During the last week of August, we set out toward the Lorain County Fair. Lorain County, in north-east Ohio, is home to several of the rural communities outside of Cleveland. We set up our activities in one of the many exhibitor buildings, beside the Lorain County Agriculture and Natural Resources Extension Agent, Ann Chanon. We spoke with several consumers from Lorain County, and the nearby city of Cleveland about biobased innovations. Ann was excited to tell us about her community composting efforts and the prominent soybean industry in Lorain County. Our activity area was located across from a hefty display of soybean plants, hung on the wall to showcase their qualities and the skill of the farmers who grew them. When approached by consumers who were less familiar with agricultural commodities, we were able to show them a soybean plant next to a soybased bioproduct for comparison.

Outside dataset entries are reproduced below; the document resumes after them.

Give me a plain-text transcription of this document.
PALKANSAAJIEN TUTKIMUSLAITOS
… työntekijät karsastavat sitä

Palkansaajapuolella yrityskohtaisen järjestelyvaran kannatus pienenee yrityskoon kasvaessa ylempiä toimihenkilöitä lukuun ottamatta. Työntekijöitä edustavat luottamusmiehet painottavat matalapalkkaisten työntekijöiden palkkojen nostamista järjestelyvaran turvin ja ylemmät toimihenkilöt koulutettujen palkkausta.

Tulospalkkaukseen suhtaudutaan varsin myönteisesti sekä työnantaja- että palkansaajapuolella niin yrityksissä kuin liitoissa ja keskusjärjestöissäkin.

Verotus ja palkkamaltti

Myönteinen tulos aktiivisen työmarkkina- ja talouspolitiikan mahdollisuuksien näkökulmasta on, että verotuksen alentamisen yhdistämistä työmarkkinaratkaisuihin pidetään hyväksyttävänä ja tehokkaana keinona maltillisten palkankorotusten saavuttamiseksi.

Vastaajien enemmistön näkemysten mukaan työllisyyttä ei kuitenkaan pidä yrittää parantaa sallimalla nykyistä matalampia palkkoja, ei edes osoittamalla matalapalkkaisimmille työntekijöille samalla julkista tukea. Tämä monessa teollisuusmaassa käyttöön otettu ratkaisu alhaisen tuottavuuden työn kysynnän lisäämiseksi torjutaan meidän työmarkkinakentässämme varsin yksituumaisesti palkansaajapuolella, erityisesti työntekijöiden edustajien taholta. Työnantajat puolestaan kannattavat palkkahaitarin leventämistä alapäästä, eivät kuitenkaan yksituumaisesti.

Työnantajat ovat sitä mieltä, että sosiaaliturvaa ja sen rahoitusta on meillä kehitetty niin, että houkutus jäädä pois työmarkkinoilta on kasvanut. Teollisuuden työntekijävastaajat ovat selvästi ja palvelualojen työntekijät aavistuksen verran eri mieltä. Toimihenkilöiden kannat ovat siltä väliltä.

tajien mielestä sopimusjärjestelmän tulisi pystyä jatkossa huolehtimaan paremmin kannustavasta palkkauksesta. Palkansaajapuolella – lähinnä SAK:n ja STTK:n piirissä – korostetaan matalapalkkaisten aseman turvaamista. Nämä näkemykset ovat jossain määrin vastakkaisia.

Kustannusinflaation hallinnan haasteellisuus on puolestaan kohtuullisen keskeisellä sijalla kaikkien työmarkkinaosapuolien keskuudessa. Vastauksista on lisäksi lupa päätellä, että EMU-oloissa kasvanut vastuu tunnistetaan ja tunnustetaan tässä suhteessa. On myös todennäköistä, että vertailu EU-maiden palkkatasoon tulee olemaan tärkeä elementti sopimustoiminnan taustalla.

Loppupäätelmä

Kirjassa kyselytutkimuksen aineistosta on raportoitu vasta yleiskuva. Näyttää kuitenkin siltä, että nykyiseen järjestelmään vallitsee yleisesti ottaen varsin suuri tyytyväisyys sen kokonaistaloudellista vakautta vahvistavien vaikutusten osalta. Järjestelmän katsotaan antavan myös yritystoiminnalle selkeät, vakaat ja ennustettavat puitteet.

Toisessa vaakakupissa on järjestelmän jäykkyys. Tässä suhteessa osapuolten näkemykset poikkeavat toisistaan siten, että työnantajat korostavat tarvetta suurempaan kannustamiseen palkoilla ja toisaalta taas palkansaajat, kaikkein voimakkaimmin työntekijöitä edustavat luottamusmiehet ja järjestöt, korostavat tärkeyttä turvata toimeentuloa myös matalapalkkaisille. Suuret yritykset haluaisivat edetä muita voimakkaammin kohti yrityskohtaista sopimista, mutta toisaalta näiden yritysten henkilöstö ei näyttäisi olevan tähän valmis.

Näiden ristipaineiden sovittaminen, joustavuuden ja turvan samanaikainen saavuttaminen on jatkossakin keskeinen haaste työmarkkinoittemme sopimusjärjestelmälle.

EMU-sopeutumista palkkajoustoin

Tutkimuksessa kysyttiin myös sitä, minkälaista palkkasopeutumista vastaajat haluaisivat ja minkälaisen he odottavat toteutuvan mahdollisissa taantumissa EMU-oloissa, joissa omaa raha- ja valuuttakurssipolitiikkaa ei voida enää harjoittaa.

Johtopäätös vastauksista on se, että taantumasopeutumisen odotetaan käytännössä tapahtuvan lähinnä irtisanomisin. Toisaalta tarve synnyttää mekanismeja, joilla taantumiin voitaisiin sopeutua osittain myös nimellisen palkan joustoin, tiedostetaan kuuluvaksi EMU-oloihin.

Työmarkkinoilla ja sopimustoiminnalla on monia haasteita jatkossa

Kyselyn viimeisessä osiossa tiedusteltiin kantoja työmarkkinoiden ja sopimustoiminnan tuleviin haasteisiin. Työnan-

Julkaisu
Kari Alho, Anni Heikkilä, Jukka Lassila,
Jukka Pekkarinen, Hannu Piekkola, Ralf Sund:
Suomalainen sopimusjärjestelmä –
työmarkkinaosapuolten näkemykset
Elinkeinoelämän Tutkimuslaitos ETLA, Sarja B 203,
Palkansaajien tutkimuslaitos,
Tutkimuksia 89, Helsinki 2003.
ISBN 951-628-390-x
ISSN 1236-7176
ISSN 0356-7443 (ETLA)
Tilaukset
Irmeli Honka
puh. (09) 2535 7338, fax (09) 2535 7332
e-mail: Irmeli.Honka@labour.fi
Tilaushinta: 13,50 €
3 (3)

On the first day of September, we drove the van to the Hancock County Fair in Findlay, Ohio. During our time in Hancock County, we met several groups of parents with their children. The children were amazed that plastic could be made from plants, a few of them admitted that they had never thought about where plastic comes from, they only knew about the negative effects of plastic litter. The parents were more interested in the biobased household cleaning supplies that we had on display.
Our final stop on the Ohio Soy Sustainable Summer county fair tour was in Morrow County. A short forty-five minute drive from Columbus, Morrow County is known for their cattle production. We set up the Sustainable World tour van outside of the Youth Building, and taught several residents of Morrow County about the large range of products that can be made from agricultural commodities, such as corn and soybeans. We were approached by one couple that was passionate about their at-home composting facility, and they expressed their interest in purchasing products with compostable packaging. Later in the day, we spoke with a local cattle producer who utilizes a large amount of soybased biodiesel on his farm, his goal is to produce a quality beef product in the most sustainable way possible.